Driving Through Greencastle

July 10, 2007

I took a drive out to Shades State Park, near Waveland (Indiana), last Saturday. It is a good park to go hiking at because it’s always less crowded than the more well-known, nearby Turkey Run State Park. I wanted to get outside and also to practice taking photos (see samples below).

On the trip back home, I decided to go a little out of my way down to Greencastle to have dinner. I entered town from the north and I thought about the Monon Grill but passed it by because I wasn’t feeling a vibe to stop there. I went through downtown and thought about Moore’s Bar but I decided my stomach couldn’t handle anything anymore from the little grease pit in the back room of the bar.

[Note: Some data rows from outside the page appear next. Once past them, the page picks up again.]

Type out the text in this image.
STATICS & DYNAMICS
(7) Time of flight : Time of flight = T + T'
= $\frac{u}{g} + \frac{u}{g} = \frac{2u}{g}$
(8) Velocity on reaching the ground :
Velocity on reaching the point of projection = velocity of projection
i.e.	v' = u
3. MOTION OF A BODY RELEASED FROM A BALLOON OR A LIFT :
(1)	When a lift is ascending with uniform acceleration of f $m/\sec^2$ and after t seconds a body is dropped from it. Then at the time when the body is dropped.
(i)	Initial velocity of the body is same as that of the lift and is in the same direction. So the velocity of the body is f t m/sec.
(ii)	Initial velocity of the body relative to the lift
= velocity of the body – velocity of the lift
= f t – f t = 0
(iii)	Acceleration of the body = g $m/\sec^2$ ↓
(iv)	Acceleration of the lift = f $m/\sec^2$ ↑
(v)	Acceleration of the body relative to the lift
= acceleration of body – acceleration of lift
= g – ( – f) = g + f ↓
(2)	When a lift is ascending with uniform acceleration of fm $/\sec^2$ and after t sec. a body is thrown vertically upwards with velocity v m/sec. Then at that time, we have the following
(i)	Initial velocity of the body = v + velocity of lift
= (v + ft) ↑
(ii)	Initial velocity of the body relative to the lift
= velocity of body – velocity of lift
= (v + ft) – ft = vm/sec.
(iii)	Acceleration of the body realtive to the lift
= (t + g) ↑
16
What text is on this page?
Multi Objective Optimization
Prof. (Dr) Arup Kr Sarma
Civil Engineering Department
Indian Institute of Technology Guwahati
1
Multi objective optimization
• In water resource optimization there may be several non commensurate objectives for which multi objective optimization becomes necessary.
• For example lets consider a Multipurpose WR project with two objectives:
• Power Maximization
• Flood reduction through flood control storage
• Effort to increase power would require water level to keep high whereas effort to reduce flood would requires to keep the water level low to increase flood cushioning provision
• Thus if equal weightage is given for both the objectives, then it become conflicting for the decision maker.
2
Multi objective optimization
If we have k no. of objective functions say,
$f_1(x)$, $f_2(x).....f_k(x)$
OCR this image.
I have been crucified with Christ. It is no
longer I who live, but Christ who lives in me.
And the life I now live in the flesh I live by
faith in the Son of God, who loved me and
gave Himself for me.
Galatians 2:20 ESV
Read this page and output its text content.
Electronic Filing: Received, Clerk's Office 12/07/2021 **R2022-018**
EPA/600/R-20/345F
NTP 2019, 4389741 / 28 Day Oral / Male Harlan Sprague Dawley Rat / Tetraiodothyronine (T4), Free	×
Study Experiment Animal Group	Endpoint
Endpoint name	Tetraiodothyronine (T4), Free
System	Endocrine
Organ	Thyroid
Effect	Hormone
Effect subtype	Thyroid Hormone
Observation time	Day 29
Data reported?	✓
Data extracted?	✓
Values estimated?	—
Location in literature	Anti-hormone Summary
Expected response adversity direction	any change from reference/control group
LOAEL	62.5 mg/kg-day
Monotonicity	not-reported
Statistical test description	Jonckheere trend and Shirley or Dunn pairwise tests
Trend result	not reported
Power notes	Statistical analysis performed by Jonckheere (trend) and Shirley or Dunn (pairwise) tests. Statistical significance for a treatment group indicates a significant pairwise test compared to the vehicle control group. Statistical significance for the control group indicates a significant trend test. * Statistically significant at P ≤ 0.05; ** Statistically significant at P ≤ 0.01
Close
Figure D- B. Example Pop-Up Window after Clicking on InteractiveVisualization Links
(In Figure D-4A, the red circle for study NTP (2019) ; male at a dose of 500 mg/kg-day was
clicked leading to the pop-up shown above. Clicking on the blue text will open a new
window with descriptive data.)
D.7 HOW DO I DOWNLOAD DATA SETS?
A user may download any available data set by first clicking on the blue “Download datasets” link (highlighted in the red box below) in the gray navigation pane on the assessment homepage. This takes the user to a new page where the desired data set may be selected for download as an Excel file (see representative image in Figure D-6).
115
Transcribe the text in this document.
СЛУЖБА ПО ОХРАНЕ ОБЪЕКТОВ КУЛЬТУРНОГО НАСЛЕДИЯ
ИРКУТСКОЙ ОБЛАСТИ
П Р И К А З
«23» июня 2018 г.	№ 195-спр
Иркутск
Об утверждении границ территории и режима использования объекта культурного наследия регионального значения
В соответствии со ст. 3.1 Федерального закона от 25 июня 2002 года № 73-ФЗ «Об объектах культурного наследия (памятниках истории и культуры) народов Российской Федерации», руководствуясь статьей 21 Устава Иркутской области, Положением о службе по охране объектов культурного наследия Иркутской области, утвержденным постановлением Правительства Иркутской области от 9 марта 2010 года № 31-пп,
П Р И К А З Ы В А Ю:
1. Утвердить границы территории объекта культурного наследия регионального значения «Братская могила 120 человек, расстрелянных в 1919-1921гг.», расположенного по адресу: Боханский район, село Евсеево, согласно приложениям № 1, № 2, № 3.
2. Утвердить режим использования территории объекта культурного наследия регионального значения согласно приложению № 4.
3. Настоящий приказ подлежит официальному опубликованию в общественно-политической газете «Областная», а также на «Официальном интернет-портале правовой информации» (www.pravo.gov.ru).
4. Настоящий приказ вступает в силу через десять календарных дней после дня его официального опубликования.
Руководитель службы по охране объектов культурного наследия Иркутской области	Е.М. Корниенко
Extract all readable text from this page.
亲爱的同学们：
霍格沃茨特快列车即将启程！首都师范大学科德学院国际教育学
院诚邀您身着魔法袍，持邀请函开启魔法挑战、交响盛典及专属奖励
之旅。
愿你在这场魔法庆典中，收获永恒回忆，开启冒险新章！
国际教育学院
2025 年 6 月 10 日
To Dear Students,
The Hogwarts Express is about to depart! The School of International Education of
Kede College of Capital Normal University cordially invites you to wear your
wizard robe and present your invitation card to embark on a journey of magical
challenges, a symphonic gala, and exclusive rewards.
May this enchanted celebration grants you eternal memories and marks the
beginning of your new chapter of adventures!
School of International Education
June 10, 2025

I continued on and drove down Anderson to see the fraternity house. Too sad to think about.

After a short jaunt by the park and I realized I was close to Mama Nunz, if it was still around. Sure enough, I found it and I went inside to eat. It’s not quite the same as eating in the old tiny location under the toppings sign that listed the “bla olive”. I sat by the window and flipped to the sandwich listing in the menu and tried to remember what I used to order. I knew it wasn’t garlic cheeseburgers – that was Ben McCree’s favorite. It seemed to me that it must have been the Nunziboli or the pizza burger. I got the Nunziboli and fries. It doesn’t matter what the taste was like. I was eating nostalgia.


Rea Elementary

July 4, 2007

I have added a page about W.S. Rea Elementary School in Terre Haute, Indiana. It is one of three different elementary schools I attended and it is the one where I spent the most number of years. There is surprisingly little information about the school on the internet. There are probably few people who know it ever existed even though it was demolished only 27 years ago.

I would like to know whatever happened to anyone I attended classes with there. My family left town after I completed 6th grade and it would be interesting to know what the path through Chauncey Rose Junior High and North High School would have been like.


High School

June 27, 2007

I graduated from Fort Pierce Central High School in Ft. Pierce, FL. back in 1980. So much time has past since then and I rarely recall any memories from my high school experience. I had supposed that if I tried I would have trouble remembering many of my former classmates. To my surprise, as I paged through my 1979 Hamadryad (our yearbook) and looked at the faces and names I seemed to remember almost everyone. Not just remember as a distant recollection, but as a hi-def clip of how each person looked, spoke and acted. Since I left town upon graduation I have never had any contact with any of them and so no mental picture other than that from the period of the late 70’s. At least in my mind, they all exist just as they did, as kids with only vague expectations of what would lie ahead and no knowledge of whatever travails they were yet to face. Though it might be interesting to meet up with some of them today, I know they wouldn’t really be the same people I knew then, in personality or appearance.

On the other hand they may feel that they are today just as they were then. For me, I not only believe that about myself, I’m sure of it.

Looking at the comments that people wrote in my yearbook, my memory isn’t so definite on what some of them are referring to. Still it is fun to read them again. I decided that enough time has passed that no one who wrote anything should care if I posted the comments online as a permanent record of what we used to think of back then.

The comments can be found from the 1979 yearbook link on the schools page.